Au mois de décembre 1799, le sieur Schank, revenant de la foire de Birkenfeld, et s'étant arrêté à la ferme dite de Wickenhof, fut assailli, à un quart de lieue de cette ferme, à huit heures du matin, par trois brigands armés de pistolets et de couteaux, lesquels lui mirent le pistolet sur la gorge, et lui volèrent 280 florins. Le même jour, et presque à la même heure, plusieurs autres individus, au nombre de cinq, furent dévalisés avec les mêmes circonstances. Tous ces vols avaient été exécutés par les compagnons de Schinderhannes.

Un jour, ce chef de bandits sortit avec une partie des siens, avec l'intention de voler le sieur Riegel, demeurant à Otzweiler.
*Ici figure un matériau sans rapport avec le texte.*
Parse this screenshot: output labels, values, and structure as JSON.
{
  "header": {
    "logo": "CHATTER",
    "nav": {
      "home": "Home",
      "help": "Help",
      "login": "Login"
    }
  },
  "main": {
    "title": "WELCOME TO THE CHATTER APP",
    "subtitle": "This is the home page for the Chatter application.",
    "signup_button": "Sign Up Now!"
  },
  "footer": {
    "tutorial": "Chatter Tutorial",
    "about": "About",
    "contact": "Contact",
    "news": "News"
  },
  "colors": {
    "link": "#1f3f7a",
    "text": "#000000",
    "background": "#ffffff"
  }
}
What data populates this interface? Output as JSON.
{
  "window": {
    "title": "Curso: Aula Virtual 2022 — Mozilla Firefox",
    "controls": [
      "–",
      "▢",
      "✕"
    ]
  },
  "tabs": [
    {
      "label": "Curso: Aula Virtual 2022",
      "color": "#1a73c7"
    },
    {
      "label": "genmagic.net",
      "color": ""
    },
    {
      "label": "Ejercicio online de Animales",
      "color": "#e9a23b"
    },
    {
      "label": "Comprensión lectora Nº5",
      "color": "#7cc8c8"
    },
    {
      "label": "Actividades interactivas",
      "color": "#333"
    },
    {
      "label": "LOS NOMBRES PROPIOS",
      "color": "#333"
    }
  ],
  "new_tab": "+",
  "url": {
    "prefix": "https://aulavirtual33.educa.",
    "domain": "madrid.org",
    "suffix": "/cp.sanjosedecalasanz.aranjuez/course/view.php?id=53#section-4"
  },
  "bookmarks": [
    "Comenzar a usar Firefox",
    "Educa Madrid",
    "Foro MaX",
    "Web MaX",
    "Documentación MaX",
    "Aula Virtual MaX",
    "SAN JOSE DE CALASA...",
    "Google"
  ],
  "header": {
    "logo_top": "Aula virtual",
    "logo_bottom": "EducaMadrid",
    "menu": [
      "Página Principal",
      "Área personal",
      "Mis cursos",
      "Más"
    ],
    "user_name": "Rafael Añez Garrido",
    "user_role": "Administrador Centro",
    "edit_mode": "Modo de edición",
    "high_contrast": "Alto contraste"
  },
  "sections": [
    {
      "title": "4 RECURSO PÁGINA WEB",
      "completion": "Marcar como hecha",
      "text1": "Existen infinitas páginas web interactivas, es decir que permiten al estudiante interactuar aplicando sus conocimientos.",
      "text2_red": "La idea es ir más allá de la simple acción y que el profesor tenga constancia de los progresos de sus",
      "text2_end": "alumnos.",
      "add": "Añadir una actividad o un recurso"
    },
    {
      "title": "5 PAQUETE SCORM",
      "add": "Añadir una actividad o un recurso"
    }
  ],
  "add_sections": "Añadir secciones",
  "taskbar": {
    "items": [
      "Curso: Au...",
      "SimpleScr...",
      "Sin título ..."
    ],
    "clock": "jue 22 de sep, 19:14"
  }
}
Ils arrivèrent, dans la nuit, au moulin d'Antesmühl, et se firent ouvrir la porte d'autorité, demandant impérieusement à souper. Bientôt, non contens d'avoir mangé, ils sommèrent le meûnier de leur donner son argent. Celui-ci ayant répondu qu'il n'en avait pas, ils se livrèrent aux plus grands excès, brisèrent les armoires, pillèrent le linge, les effets; l'un d'eux tira un coup de fusil dans le plafond; mais Schinderhannes les réprimanda, les frappa même, et parvint, non sans peine, à faire sortir ses compagnons, avec lesquels il se dirigea sur Otzweiler.

Ils arrivèrent dans ce village, au nombre de quinze, tous armés de fusils, et marchèrent droit à la maison de Riegel. Schinderhannes frappe à la porte, dont il demande l'ouverture, en disant que, lui et les hommes qui l'accompagnent, cherchent des gens suspects. Le gendre de Riegel se rend à son invitation. Schinderhannes entre avec deux de ses brigands; les autres restent en observation en dehors de la maison. On cherche d'abord à s'assurer des personnes qui s'y trouvent; le gendre de Riegel tente de se sauver; un coup de feu le blesse dangereusement. Les brigands se précipitent alors sur la femme de Riegel, l'accablent de coups, et menacent de la tuer, si elle ne déclare pas à l'instant le lieu où est caché son argent. Pendant ce temps, Riegel essaie de se sauver par une fenêtre; mais à peine l'a-t-il franchie, qu'il reçoit un coup de fusil, et tombe mort sur la place.

Cependant le bruit des armes à feu avait éveillé tout le voisinage; les brigands prirent le parti de la retraite, après avoir blessé à la poitrine une femme qui habitait une maison voisine de celle de Riegel, et qui avait ouvert sa croisée pour voir ce qui se passait.